BACKGROUND & AIMS: In Wilson disease (WD), copper accumulates in the liver and other tissues because of mutations in the ATP7B copper transporter gene. Early and effective anticopper treatment is crucial. However, routine diagnostic methods based on clinical findings, copper metabolism tests, liver biopsies and DNA analyses do not always provide a conclusive diagnosis. The aim was to evaluate radioactive copper incorporation as a diagnostic test.

METHODS

We included cases with a diagnosis of WD supported by radiocopper testing and later, when available, confirmed by DNA analysis.
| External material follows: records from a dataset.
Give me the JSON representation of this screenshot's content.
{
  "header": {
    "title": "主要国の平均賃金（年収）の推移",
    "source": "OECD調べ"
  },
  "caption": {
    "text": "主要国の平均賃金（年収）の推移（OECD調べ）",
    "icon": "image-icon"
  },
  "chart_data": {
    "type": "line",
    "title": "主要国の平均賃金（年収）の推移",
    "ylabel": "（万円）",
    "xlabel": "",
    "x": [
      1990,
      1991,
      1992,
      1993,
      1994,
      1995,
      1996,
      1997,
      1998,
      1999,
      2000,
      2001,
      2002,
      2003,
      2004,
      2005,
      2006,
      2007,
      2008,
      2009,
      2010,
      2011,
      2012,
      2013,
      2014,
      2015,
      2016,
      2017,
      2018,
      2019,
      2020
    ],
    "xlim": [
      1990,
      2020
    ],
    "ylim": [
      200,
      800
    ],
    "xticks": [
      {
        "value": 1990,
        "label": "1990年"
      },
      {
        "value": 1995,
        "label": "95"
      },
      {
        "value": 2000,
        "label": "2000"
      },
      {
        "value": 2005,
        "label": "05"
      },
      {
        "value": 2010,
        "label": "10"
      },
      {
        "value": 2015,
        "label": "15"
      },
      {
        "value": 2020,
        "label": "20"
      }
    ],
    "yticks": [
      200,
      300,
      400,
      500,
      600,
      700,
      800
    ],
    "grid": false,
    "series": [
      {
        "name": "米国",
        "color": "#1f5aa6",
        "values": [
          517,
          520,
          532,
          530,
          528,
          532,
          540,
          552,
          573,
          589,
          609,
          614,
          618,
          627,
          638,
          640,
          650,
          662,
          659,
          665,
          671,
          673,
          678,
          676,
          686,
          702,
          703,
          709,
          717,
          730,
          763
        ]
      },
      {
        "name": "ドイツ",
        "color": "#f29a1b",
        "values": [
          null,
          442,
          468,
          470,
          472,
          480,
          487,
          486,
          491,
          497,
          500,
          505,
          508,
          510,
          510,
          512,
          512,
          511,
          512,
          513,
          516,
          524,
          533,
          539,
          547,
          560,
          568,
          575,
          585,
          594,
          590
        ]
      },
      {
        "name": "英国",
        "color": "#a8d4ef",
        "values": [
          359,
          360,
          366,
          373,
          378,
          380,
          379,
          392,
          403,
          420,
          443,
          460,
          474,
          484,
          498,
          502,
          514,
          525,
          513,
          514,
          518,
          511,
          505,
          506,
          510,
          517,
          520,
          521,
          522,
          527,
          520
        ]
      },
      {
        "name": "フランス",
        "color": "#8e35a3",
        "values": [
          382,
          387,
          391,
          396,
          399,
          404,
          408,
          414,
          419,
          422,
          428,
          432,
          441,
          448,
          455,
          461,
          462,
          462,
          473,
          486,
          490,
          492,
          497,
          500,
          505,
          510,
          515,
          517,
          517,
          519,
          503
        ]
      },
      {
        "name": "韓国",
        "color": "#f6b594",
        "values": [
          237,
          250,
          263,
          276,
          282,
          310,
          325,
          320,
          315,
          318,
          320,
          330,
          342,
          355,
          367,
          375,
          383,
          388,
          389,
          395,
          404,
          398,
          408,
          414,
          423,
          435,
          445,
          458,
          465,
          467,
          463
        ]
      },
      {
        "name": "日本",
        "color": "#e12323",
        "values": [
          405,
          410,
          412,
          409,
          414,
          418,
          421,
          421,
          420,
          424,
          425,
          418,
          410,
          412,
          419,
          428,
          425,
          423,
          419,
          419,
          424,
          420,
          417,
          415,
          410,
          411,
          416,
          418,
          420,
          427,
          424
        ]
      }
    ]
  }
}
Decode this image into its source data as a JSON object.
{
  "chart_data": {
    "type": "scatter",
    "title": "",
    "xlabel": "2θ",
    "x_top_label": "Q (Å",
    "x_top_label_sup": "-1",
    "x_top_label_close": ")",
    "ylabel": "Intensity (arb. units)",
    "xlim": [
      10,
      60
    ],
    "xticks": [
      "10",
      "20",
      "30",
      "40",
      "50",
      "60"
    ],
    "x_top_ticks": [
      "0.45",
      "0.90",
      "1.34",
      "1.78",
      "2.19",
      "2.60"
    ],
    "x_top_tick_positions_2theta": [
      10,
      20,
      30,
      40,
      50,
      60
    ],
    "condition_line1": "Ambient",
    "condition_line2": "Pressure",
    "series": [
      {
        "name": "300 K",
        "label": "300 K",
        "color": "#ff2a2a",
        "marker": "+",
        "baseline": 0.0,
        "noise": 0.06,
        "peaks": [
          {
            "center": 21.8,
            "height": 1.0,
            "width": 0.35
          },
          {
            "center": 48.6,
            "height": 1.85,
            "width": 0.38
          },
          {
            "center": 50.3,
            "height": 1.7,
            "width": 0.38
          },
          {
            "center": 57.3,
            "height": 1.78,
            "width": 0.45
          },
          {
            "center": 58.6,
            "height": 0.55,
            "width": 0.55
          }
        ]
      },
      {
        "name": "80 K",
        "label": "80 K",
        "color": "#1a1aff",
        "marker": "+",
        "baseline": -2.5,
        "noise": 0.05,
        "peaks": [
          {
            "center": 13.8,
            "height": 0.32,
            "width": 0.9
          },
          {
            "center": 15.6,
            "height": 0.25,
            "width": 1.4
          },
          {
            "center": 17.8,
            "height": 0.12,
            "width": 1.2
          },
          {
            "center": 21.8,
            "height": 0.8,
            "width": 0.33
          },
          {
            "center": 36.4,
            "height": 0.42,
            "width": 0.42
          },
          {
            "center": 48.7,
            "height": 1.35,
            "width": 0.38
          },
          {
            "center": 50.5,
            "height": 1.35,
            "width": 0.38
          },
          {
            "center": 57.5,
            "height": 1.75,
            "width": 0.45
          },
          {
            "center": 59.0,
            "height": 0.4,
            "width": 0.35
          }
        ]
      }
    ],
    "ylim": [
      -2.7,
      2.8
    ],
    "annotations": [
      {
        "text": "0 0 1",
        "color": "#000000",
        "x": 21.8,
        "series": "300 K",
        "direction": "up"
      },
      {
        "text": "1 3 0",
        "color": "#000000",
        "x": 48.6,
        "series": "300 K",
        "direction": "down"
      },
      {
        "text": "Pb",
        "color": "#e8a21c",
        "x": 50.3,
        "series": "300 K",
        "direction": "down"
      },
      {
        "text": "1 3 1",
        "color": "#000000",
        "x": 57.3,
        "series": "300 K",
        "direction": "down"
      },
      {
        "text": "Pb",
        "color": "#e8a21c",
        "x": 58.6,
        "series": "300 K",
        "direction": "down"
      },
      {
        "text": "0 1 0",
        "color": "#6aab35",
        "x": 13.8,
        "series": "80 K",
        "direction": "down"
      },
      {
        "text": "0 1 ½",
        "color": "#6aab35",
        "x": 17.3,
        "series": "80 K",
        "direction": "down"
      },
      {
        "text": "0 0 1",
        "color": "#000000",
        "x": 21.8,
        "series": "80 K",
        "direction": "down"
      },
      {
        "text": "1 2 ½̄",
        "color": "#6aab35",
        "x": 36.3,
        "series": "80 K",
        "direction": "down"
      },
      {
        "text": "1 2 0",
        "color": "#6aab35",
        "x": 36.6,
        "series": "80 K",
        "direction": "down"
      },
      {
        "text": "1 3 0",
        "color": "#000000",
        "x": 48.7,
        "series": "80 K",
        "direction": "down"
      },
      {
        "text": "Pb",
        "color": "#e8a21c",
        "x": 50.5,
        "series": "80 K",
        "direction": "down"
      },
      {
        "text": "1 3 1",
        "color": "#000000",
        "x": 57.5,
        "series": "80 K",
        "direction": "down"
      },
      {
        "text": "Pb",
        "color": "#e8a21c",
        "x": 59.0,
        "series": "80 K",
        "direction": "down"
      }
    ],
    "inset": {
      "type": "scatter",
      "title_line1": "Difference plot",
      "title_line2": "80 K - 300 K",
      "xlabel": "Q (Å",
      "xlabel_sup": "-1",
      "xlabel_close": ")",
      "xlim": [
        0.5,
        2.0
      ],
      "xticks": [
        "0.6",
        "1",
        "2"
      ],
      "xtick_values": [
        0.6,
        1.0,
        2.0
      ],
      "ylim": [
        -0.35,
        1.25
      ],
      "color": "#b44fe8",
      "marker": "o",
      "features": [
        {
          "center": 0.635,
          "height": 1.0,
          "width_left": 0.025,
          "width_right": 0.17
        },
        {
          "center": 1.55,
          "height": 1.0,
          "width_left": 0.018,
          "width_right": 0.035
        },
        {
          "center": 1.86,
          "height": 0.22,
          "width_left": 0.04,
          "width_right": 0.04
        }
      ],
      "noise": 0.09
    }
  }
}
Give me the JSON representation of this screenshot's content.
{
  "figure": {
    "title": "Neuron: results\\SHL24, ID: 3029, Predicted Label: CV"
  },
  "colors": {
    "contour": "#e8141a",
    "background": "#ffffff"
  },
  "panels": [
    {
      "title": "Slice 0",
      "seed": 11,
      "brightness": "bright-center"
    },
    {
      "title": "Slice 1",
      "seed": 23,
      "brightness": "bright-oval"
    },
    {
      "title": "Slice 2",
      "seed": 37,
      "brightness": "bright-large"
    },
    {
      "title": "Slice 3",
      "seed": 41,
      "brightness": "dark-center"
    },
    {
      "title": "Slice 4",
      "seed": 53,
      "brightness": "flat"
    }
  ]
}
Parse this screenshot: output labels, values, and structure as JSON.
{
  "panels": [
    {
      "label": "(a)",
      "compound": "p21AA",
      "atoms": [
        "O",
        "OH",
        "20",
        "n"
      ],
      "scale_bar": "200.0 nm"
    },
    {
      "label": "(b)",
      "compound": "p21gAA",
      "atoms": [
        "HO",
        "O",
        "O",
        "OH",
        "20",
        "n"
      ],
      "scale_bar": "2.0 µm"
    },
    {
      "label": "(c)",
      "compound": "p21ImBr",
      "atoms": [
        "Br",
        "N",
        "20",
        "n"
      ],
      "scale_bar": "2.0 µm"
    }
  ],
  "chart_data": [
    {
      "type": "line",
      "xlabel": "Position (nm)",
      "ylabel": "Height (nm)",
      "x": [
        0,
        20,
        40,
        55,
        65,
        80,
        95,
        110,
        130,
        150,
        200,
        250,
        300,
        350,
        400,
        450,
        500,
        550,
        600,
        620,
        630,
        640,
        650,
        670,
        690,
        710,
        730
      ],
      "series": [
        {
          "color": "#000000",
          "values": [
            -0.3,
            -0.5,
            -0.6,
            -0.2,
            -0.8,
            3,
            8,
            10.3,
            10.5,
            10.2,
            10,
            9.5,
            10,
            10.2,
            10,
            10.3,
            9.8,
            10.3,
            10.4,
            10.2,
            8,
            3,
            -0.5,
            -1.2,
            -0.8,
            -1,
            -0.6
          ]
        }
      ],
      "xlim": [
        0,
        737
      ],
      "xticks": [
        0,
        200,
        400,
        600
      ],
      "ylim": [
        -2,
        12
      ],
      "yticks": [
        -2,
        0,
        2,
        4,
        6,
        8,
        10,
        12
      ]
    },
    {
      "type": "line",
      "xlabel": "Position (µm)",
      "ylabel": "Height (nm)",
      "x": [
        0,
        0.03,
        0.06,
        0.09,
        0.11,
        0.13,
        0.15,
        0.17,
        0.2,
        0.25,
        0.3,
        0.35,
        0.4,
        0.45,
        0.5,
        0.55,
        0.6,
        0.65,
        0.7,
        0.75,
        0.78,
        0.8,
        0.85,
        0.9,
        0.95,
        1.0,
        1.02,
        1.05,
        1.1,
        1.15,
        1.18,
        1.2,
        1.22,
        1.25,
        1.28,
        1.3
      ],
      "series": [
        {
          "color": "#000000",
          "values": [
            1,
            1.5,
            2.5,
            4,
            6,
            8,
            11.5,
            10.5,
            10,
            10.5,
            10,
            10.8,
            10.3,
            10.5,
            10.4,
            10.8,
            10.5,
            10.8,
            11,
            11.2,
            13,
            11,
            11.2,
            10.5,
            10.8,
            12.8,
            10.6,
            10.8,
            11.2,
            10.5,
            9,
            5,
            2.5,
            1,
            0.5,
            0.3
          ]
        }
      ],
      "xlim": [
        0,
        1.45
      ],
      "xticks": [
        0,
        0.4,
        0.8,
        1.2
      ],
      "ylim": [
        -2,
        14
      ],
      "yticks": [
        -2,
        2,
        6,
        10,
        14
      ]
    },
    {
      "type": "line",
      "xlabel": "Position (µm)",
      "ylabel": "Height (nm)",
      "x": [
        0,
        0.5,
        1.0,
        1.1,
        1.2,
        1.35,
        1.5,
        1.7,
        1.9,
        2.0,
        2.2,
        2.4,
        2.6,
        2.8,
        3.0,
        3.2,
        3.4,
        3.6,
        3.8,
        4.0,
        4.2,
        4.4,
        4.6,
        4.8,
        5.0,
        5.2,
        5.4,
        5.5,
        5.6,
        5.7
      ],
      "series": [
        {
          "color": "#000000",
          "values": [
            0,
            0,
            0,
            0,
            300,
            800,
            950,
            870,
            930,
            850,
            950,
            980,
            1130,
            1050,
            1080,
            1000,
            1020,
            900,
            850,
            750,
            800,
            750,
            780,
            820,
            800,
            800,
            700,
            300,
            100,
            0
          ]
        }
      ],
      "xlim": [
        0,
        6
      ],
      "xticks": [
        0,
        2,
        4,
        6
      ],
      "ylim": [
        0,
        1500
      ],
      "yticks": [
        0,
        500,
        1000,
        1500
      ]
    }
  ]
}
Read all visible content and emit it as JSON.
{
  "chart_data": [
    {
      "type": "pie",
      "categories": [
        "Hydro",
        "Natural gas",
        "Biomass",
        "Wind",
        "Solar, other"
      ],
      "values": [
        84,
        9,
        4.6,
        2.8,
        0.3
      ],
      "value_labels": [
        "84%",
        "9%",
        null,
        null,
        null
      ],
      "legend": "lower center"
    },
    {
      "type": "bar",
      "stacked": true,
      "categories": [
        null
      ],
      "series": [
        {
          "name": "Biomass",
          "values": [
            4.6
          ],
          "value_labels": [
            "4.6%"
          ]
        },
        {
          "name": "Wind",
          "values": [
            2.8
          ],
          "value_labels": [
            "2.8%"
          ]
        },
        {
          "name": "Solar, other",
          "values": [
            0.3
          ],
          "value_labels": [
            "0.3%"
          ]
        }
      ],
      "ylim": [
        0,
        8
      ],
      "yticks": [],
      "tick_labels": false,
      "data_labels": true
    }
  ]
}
Incorporation of Cu was measured at 2, 24 and 48 hours following intravenous injection. Diagnostic accuracy (area under the receiver operating characteristic curve [AUC]), sensitivity, specificity and predictive value were assessed for 24 hours/2 hours and 48 hours/2 hours Cu ratios and compared with serum measurements of ceruloplasmin, copper, non-ceruloplasmin-bound copper and urinary 24-hours copper excretion.

RESULTS

Patients having two pathogenic ATP7B mutations (homozygotes/compound heterozygotes) (n = 74) had significantly lower 24 hours/2 hours and 48 hours/2 hours Cu ratios than heterozygote controls (n = 21) (mean 0.14 and 0.12 vs 0.49 and 0.63, respectively; both P < .001). Of note, 24 hours/2 hours and 48 hours/2 hours Cu ratios had excellent diagnostic accuracy, with AUCs approaching 1, and only 24-hours urinary copper excretion displayed similar positive features. Other copper metabolism tests studied had lower accuracy, specificity and sensitivity.

CONCLUSIONS

The radioactive copper test had excellent diagnostic accuracy and may be useful in the evaluation of new therapies aimed at restoring ATP7B function.